Normally I have a big home crowd cheering me on. This time will be different, with nowhere near as many making the trip down from the North. I’m planning on making a statement down South and hopefully make a few new fans down there. I’m excited for the fight for those reasons, but I haven’t been on social media much this camp, so I haven’t really seen much of the ’20th Anniversary’ promo, so no, that’s not really a big deal for me.
Spencer Talks Opposition
On the night, Adam Amarasinghe will be the opponent standing across the Octagon from you. Talk me through your thoughts on the fight and Adam as an opponent? Where do you think the fight suits you?
I have watched all of Adam’s fights that are online, and I think I match up very well with him, and I believe myself to be a more powerful striker and a stronger grappler, with him potentially having a bit of a speed advantage due to him coming up from the weight class below.
I think the fight makes for a banger, with both of us having dynamic, exciting styles. I just think I will be more dangerous and more well-rounded than him. He actually messaged me to initially arrange the fight, he was very polite and cordial about it, but I feel like sometimes you should be careful what you wish for.

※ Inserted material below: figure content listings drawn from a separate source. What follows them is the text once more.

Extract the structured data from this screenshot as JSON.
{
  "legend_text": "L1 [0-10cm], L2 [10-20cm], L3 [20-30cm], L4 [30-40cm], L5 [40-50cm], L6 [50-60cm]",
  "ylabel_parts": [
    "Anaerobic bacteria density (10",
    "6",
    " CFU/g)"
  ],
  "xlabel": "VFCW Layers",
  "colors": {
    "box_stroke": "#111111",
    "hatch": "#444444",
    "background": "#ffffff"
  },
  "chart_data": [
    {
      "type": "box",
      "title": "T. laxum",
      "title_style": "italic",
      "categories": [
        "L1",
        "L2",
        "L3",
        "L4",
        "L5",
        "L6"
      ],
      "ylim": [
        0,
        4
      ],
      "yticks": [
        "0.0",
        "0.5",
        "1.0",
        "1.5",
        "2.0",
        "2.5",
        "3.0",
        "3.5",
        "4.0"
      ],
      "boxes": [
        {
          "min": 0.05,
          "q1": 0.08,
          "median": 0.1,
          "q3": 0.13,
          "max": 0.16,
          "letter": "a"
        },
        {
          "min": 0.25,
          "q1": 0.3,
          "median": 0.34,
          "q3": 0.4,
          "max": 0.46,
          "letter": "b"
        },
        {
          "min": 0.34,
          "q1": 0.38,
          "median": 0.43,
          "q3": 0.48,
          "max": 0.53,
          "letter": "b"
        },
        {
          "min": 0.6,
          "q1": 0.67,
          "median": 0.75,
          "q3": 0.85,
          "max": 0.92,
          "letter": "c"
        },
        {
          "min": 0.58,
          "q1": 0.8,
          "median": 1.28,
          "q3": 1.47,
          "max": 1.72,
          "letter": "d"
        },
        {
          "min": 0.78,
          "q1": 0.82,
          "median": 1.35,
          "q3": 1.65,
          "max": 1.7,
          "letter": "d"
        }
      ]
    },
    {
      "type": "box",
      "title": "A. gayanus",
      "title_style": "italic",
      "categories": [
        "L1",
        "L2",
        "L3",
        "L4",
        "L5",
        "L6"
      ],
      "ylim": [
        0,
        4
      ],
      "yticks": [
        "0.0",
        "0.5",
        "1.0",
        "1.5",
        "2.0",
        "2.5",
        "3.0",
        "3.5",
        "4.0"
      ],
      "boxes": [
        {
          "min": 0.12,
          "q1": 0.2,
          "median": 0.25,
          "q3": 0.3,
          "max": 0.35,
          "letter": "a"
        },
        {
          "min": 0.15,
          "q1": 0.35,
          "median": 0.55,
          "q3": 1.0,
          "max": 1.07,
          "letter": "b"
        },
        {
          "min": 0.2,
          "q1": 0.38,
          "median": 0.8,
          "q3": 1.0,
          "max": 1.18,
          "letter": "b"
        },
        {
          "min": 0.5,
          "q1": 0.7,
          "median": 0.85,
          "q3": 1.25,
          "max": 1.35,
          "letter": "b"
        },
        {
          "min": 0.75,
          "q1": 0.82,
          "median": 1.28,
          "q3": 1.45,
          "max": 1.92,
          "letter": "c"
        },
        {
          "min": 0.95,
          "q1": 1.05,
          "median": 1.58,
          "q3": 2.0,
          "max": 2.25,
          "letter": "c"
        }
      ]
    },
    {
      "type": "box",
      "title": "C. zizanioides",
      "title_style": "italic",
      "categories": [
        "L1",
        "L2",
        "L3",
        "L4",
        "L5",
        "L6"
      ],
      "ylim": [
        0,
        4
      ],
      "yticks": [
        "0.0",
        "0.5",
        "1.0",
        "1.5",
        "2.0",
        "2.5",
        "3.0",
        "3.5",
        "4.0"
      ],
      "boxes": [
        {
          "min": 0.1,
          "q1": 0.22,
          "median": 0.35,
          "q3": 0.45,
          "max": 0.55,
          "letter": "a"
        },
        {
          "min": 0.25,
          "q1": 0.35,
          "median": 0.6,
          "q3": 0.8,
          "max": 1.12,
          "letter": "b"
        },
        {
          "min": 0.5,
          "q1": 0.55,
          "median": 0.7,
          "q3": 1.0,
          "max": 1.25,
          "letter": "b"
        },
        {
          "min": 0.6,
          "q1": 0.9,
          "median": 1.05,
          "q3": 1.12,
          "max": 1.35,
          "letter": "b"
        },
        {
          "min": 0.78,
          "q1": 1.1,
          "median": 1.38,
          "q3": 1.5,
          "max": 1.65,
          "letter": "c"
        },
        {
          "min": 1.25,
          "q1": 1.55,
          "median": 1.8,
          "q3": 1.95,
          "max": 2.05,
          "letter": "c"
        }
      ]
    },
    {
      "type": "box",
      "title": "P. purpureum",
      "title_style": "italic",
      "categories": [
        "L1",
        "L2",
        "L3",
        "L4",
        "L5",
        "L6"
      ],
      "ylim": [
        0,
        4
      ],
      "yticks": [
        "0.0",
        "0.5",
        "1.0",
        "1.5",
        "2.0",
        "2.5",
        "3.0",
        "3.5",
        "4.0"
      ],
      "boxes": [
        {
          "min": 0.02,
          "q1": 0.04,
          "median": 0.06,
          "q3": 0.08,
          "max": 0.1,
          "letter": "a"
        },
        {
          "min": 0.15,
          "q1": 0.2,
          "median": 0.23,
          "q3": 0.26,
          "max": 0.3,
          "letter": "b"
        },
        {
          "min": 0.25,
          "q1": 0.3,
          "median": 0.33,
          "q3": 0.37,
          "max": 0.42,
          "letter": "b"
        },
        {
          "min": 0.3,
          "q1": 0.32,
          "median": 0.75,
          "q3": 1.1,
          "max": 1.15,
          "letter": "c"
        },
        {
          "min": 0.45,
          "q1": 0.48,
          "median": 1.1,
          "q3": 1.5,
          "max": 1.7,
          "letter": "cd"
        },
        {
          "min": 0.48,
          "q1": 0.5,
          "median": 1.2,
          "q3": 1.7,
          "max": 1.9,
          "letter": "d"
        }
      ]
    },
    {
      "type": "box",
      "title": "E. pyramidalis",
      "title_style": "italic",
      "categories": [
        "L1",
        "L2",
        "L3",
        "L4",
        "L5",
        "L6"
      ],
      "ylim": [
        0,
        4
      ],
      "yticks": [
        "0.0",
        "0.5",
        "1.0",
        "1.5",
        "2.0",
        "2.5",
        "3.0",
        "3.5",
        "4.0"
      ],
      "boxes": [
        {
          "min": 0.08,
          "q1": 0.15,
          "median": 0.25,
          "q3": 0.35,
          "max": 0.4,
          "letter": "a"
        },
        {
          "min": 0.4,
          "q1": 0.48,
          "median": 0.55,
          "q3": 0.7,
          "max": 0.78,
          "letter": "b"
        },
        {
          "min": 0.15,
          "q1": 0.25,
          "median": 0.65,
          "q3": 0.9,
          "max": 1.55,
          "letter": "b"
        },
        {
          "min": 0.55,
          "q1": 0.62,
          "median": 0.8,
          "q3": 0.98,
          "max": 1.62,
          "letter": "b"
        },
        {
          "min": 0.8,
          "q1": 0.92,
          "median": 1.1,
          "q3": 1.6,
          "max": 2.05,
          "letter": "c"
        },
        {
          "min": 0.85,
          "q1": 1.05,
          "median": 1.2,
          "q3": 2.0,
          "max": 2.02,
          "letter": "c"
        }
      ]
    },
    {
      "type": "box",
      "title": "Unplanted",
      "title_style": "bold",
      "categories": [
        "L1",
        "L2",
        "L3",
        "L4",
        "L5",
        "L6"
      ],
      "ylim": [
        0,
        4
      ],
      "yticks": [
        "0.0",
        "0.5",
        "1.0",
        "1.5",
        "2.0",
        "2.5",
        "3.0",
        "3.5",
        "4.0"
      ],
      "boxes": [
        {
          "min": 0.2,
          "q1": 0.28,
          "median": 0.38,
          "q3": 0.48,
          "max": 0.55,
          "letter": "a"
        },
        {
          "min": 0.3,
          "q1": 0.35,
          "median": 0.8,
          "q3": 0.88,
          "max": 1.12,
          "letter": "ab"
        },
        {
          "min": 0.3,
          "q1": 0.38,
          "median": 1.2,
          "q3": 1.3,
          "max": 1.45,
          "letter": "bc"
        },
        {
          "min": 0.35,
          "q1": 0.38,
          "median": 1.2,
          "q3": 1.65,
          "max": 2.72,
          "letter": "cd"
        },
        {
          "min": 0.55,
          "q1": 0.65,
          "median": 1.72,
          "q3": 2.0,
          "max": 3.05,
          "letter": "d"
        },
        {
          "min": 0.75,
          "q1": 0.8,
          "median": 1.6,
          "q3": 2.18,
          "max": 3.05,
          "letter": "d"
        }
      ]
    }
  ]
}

Now you’ve been in there and cleared the cobwebs last time out, what can those in attendance and those watching on UFC Fight Pass expect to see from Sam Spencer on July 22nd?
I plan on going out there and putting Adam away within the distance. He is a solid opponent, but I have never lost two fights in a row in my whole career, and coming off a loss lights a serious fire under your arse. For those watching, expect violence.